Wednesday, March 07, 2012
OCZ Octane 256GB SSD review

2. Package, installation

The slim drive retails in a plastic transparent package:

The Octane uses the newer SSD case design, with a plastic cover and metal plate. The stickers and branding are identical to the previous versions of the drive, and OCZ has chosen to make use of orange and black colors for the series.

 

 

The drive uses a SATA III interface, which offers a maximum data rate of 6Gbps. The front of the drive features a standard SATA power and data connection, with no debug pins next to the connector.

The drive measures 99.8 (L) x 69.63 (W) x 9.3 mm (H) and weighs 38g.

 

Disassembling the 256GB Octane SSD will reveal Intel 29F32B08JCME2 32GB 25nm synchronous NAND pieces and of course, the new Indilinx IDX300M00-BC controller.

The SSD can be easily installed in your chassis. The procedure is no different than installing any other drive. Connect the SATA and power cable, and you are good to go.

After installation, Intel's software in our test PC identified the drive as "OCZ-OCTANE" with firmware v1.13, and the available capacity was 244,198 MB:

More information about the drive is provided by the CrystalDiskInfo utility and the OCZ Toolbox:

 

For better performance under Windows Vista, you may need to disable any HDD optimizations such as drive indexing, prefetch superfetch disabled and defragmentation.

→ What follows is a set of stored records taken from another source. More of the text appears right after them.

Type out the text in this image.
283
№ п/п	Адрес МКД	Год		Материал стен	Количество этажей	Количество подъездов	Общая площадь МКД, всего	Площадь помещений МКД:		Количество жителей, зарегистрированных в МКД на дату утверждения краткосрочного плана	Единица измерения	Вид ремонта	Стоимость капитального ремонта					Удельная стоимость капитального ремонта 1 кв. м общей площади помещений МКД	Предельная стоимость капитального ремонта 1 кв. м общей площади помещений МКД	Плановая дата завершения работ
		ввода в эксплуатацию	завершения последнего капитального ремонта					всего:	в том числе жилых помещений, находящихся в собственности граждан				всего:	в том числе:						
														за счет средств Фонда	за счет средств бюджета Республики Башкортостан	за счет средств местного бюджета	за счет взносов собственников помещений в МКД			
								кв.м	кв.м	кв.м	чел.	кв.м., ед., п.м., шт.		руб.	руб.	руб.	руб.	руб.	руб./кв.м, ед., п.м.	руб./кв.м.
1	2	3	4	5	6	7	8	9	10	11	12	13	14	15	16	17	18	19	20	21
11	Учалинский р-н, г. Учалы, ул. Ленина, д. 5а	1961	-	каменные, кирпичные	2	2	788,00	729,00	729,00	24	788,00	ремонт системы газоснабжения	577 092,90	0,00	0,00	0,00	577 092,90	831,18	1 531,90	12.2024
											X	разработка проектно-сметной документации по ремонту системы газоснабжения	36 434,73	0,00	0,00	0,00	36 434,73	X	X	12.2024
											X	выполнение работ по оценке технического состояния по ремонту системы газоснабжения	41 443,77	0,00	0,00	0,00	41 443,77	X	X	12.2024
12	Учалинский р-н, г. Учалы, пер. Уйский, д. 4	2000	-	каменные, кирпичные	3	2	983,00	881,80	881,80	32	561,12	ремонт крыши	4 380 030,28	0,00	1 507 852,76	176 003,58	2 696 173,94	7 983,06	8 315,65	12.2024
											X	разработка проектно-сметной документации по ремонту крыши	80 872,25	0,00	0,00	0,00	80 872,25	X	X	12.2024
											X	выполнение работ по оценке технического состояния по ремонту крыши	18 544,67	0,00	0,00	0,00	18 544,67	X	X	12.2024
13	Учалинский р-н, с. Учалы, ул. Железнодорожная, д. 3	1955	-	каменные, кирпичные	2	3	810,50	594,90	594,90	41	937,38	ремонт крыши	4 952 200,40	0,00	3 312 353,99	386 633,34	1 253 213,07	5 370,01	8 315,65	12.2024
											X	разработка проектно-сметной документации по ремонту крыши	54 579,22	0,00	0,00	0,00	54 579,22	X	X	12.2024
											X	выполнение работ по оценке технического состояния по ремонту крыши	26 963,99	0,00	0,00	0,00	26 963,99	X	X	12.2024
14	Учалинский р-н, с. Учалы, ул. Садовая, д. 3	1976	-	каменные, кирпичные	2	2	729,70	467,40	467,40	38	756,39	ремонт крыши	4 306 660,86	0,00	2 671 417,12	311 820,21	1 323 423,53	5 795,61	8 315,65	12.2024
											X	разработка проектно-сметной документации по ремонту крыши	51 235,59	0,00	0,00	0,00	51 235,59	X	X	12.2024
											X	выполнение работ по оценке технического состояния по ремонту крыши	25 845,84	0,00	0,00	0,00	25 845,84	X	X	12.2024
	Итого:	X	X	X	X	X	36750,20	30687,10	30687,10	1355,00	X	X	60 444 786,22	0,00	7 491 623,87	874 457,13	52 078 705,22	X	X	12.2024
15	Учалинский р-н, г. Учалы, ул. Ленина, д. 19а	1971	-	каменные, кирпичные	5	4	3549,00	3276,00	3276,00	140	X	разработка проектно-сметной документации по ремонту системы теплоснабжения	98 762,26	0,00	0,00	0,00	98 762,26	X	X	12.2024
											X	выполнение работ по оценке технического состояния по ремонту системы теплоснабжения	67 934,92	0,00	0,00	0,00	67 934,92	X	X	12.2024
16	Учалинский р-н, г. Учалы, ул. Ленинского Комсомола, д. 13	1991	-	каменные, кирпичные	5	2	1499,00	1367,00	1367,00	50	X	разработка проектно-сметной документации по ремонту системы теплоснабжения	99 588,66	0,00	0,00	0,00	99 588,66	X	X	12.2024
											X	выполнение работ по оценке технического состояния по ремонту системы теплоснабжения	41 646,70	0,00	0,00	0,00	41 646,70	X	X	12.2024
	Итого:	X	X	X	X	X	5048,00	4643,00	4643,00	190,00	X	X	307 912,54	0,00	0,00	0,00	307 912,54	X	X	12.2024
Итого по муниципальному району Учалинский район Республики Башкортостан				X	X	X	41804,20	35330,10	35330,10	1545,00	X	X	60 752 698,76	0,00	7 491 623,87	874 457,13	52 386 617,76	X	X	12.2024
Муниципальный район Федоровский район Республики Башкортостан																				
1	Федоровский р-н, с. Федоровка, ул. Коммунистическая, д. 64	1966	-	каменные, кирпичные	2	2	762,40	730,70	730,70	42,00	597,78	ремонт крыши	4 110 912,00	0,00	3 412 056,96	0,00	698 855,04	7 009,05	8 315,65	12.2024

Windows 7 and Windows Server 2008 R2 support the TRIM function, which the operating systems use when they detect that a file is being deleted from an SSD. Here is how it works: When the OS deletes a file on an SSD, it updates the file system but also tells the SSD via the TRIM command which pages should be deleted. At the time of the delete, the SSD can read the block into memory, erase the block, and write back only pages with data in them. This will result in no performance degradation for writes because the pages are already empty. As you realize TRIM only improves performance when you delete files and not when you overwrite an existing file.

You may also consider enabling the AHCI mode, which could give your SSD a little extra performance boost.